Designated as “Dragon” class by the ships’ designer, Evergas, which specializes in petrochemical and liquid transportation, the ethane carriers are among the largest of their kind in the world. The 87-foot wide INEOS Intrepid is one of four specially designed ships that will form part of an eight-ship fleet chartered by the company (see Shale Daily, June 17, 2015).

INEOS expanded its Rafnes site in Norway and its Grangemouth cracker site in Scotland to provide more ethane storage to feed those plants. The Norway site was also upgraded to handle receipt of the ships. Exports are expected to grow, too. Sunoco is still developing its ME 2 pipeline, which would transport ethane, butane and propane from processing and fractionation complexes in Eastern Ohio, Western Pennsylvania and West Virginia to Marcus Hook.

The pipeline’s start-up has been delayed until next year to secure necessary permits (see Shale Daily, Feb. 26).
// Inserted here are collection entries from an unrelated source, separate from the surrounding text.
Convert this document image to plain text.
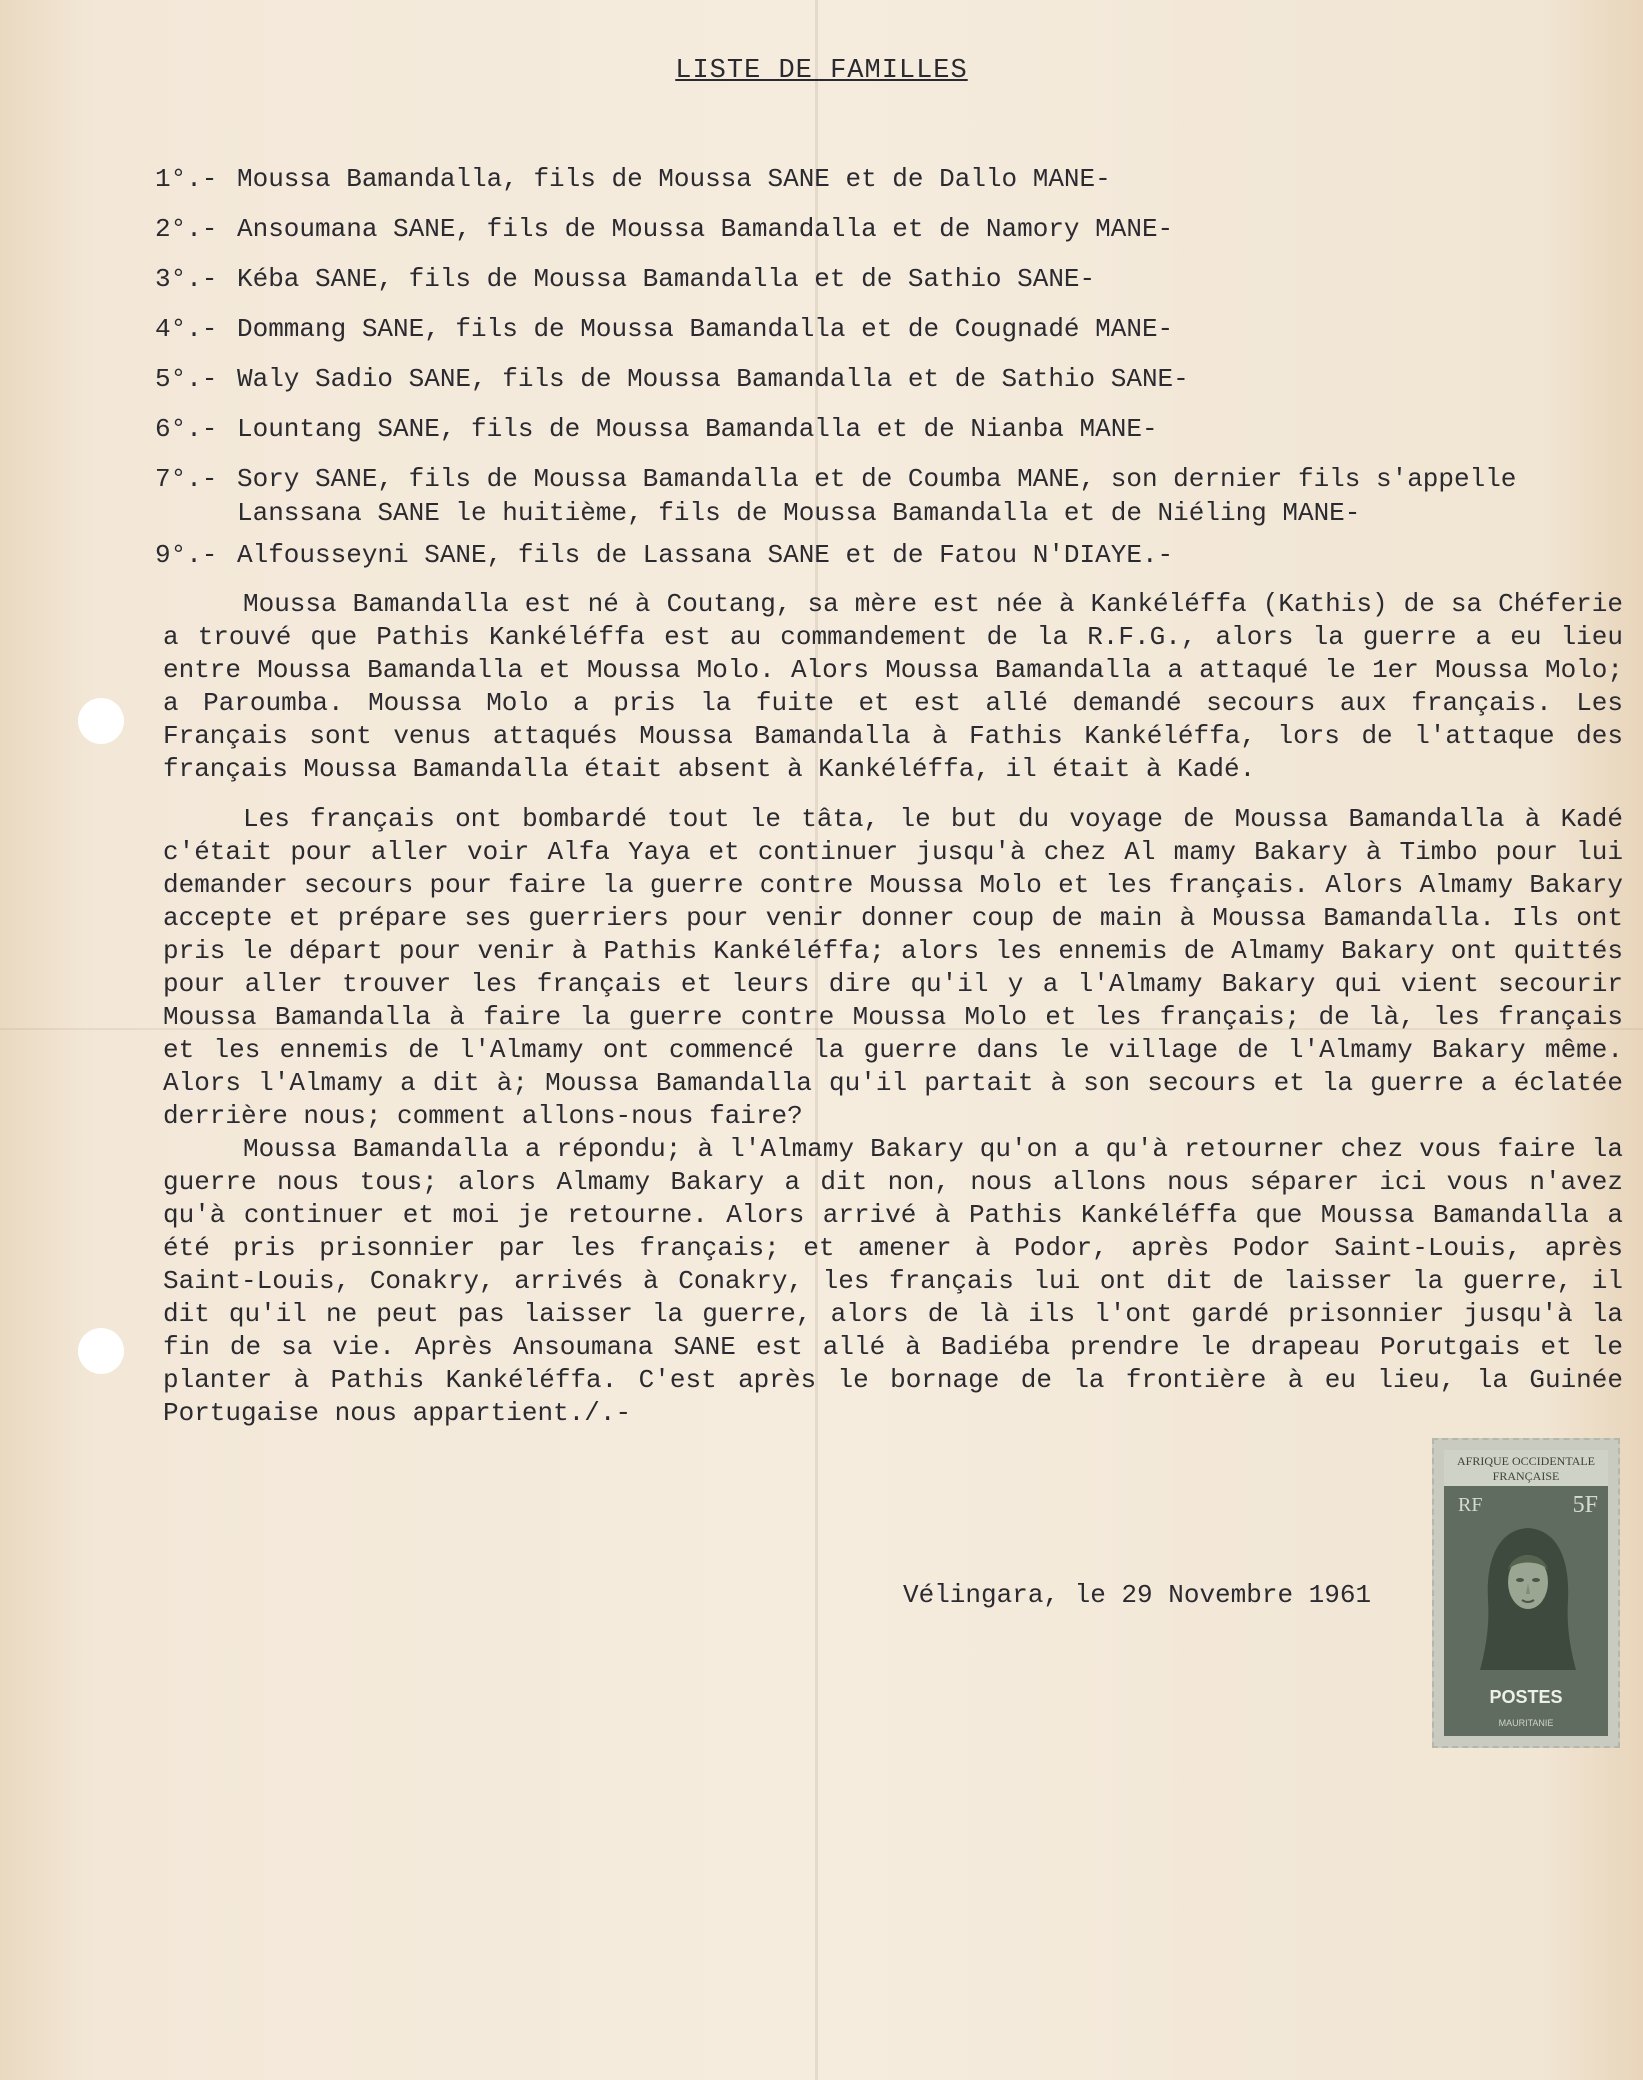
LISTE DE FAMILLES
1°.- Moussa Bamandalla, fils de Moussa SANE et de Dallo MANE-
2°.- Ansoumana SANE, fils de Moussa Bamandalla et de Namory MANE-
3°.- Kéba SANE, fils de Moussa Bamandalla et de Sathio SANE-
4°.- Dommang SANE, fils de Moussa Bamandalla et de Cougnadé MANE-
5°.- Waly Sadio SANE, fils de Moussa Bamandalla et de Sathio SANE-
6°.- Lountang SANE, fils de Moussa Bamandalla et de Nianba MANE-
7°.- Sory SANE, fils de Moussa Bamandalla et de Coumba MANE, son dernier fils s'appelle Lanssana SANE le huitième, fils de Moussa Bamandalla et de Niéling MANE-
9°.- Alfousseyni SANE, fils de Lassana SANE et de Fatou N'DIAYE.-

Moussa Bamandalla est né à Coutang, sa mère est née à Kankéléffa (Kathis) de sa Chéferie a trouvé que Pathis Kankéléffa est au commandement de la R.F.G., alors la guerre a eu lieu entre Moussa Bamandalla et Moussa Molo. Alors Moussa Bamandalla a attaqué le 1er Moussa Molo; a Paroumba. Moussa Molo a pris la fuite et est allé demandé secours aux français. Les Français sont venus attaqués Moussa Bamandalla à Fathis Kankéléffa, lors de l'attaque des français Moussa Bamandalla était absent à Kankéléffa, il était à Kadé.

Les français ont bombardé tout le tâta, le but du voyage de Moussa Bamandalla à Kadé c'était pour aller voir Alfa Yaya et continuer jusqu'à chez Al mamy Bakary à Timbo pour lui demander secours pour faire la guerre contre Moussa Molo et les français. Alors Almamy Bakary accepte et prépare ses guerriers pour venir donner coup de main à Moussa Bamandalla. Ils ont pris le départ pour venir à Pathis Kankéléffa; alors les ennemis de Almamy Bakary ont quittés pour aller trouver les français et leurs dire qu'il y a l'Almamy Bakary qui vient secourir Moussa Bamandalla à faire la guerre contre Moussa Molo et les français; de là, les français et les ennemis de l'Almamy ont commencé la guerre dans le village de l'Almamy Bakary même. Alors l'Almamy a dit à; Moussa Bamandalla qu'il partait à son secours et la guerre a éclatée derrière nous; comment allons-nous faire?

Moussa Bamandalla a répondu; à l'Almamy Bakary qu'on a qu'à retourner chez vous faire la guerre nous tous; alors Almamy Bakary a dit non, nous allons nous séparer ici vous n'avez qu'à continuer et moi je retourne. Alors arrivé à Pathis Kankéléffa que Moussa Bamandalla a été pris prisonnier par les français; et amener à Podor, après Podor Saint-Louis, après Saint-Louis, Conakry, arrivés à Conakry, les français lui ont dit de laisser la guerre, il dit qu'il ne peut pas laisser la guerre, alors de là ils l'ont gardé prisonnier jusqu'à la fin de sa vie. Après Ansoumana SANE est allé à Badiéba prendre le drapeau Porutgais et le planter à Pathis Kankéléffa. C'est après le bornage de la frontière à eu lieu, la Guinée Portugaise nous appartient./.-

Vélingara, le 29 Novembre 1961
AFRIQUE OCCIDENTALE
FRANÇAISE
RF	5F
POSTES
MAURITANIE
Sunoco is also still conducting an open season for a third pipeline, Mariner East 2X. All three pipelines, combined with Mariner West, which moves Marcellus ethane to Michigan and the Canadian border, would have a capacity of up to 800,000 b/d.

Marcus Hook, a former oil refinery, is being repurposed for natural gas liquids (NGL) storage, processing and distribution to domestic and international markets.

“The opening of the Mariner East pipeline represents a vital first step in redirecting Pennsylvania’s abundant NGLs to critical markets here at home,” said Pennsylvania Gov. Tom Wolf about the first phase of the ME project and the local benefits it would provide, too. “Sunoco Logistics is making a $3 billion investment in Pennsylvania’s energy economy by keeping Marcellus Shale resources for manufacturing right here in Pennsylvania, rather than sending this business, revenue and jobs to other states.”